Khusus untuk pengamatan gerhana Matahari dengan tujuan menikmati pengalaman unik dan langka, Sungging menyarankan masyarakat memakai pelindung atau peralatan lain yang menunjang keamanan, seperti kacamata gerhana. Sedangkan pengamatan gerhana matahari untuk tujuan riset perlu teleskop atau alat proyeksi.
”Memotret gerhana dengan menggunakan ponsel juga bisa. Namun, hal terpenting pertama, yaitu soal keamanan sehingga kita perlu mengikuti segala instruksi bagaimana melihat gerhana Matahari yang aman untuk mata kita,” katanya dalam gelar wicara gerhana Matahari hibrida di Planetarium dan Observatorium Jakarta, pekan lalu.
Sementara salah satu saran dari Perdami untuk masyarakat yang ingin menikmati gerhana matahari, yaitu dengan menggunakan kacamata berfilter sinar ultraviolet (UV) dan Infrared (IR) tertentu yang mengandung lapisan tipis aluminium, chromium atau perak. Filter khusus ini juga dapat dipasang pada teleskop atau teropong.
Alternatif lainnya, yakni menggunakan kacamata las dengan tingkat kegelapan nomor 14. Meski cukup aman, kaca mata dengan filter matahari ini sebaiknya tidak digunakan lebih dari dua menit berturut-turut dan jangan dilepas saat masih menghadap matahari.

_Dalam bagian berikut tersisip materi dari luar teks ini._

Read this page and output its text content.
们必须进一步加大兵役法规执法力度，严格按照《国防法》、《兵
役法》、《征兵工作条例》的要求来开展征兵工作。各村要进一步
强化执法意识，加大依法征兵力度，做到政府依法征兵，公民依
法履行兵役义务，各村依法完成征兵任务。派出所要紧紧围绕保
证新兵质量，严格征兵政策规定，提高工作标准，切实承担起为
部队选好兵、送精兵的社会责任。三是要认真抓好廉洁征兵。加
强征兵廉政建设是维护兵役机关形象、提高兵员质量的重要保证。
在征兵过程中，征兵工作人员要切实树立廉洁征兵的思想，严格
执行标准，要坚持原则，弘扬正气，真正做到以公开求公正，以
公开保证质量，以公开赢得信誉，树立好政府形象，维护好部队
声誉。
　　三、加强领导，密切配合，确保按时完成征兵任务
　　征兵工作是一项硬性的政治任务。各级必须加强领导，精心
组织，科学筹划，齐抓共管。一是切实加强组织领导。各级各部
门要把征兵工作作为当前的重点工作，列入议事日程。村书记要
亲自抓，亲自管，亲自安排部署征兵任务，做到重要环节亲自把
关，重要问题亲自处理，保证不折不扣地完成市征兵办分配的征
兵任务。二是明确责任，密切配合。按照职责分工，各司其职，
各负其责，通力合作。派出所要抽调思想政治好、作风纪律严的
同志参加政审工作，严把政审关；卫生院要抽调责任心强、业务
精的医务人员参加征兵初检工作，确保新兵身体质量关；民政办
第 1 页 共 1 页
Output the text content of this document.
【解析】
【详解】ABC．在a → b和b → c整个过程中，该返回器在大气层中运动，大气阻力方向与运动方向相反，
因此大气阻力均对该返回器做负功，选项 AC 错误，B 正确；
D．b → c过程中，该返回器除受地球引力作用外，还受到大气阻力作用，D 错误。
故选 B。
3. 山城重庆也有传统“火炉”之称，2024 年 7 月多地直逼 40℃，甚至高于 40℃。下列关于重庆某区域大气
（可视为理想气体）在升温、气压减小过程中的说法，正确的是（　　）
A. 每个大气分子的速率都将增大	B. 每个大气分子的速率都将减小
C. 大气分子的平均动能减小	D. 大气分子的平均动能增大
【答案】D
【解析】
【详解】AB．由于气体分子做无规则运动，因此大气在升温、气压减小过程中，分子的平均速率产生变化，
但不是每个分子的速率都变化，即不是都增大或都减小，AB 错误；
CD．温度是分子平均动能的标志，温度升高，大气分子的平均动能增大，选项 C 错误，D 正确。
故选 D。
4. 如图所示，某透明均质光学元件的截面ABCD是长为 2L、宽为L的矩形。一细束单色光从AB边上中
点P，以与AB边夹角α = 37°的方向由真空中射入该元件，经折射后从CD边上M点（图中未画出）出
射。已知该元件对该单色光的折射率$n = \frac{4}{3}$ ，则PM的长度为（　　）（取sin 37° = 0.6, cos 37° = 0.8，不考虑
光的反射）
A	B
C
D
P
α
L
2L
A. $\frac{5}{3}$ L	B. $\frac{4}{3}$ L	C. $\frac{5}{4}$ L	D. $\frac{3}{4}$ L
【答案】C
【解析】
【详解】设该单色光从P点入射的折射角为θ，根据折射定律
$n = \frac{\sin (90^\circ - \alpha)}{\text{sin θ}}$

Dari beberapa peralatan tersebut, cara yang paling aman melihat gerhana matahari ialah dengan menggunakan proyeksi tidak langsung di layar putih, dinding atau selembar kertas putih. Kemudian, masyarakat juga bisa menggunakan kamera lubang jarum (pinhole)yang bisa dibuat secara mandiri dari kardus bekas dan peralatan sederhana lainnya.
Terkait riset gerhana Matahari, Sungging menyebut bahwa peneliti BRIN juga akan melakukan beberapa kegiatan riset. Kegiatan tersebut meliputi riset korona Matahari, dampak gerhana pada ionosfer, dan perubahan kecerlangan akibat gerhana.
”Informasi terkait gerhana Matahari juga bisa memantik ekosistem riset di masyarakat. Di negara maju sudah jauh-jauh hari disosialisasikan saat fenomena gerhana melintasi negara tersebut. Harapannya, setelah gerhana Matahari ini, kita bisa lebih kompak dan ada generasi-generasi baru yang menyosialisasikannya,” ujarnya.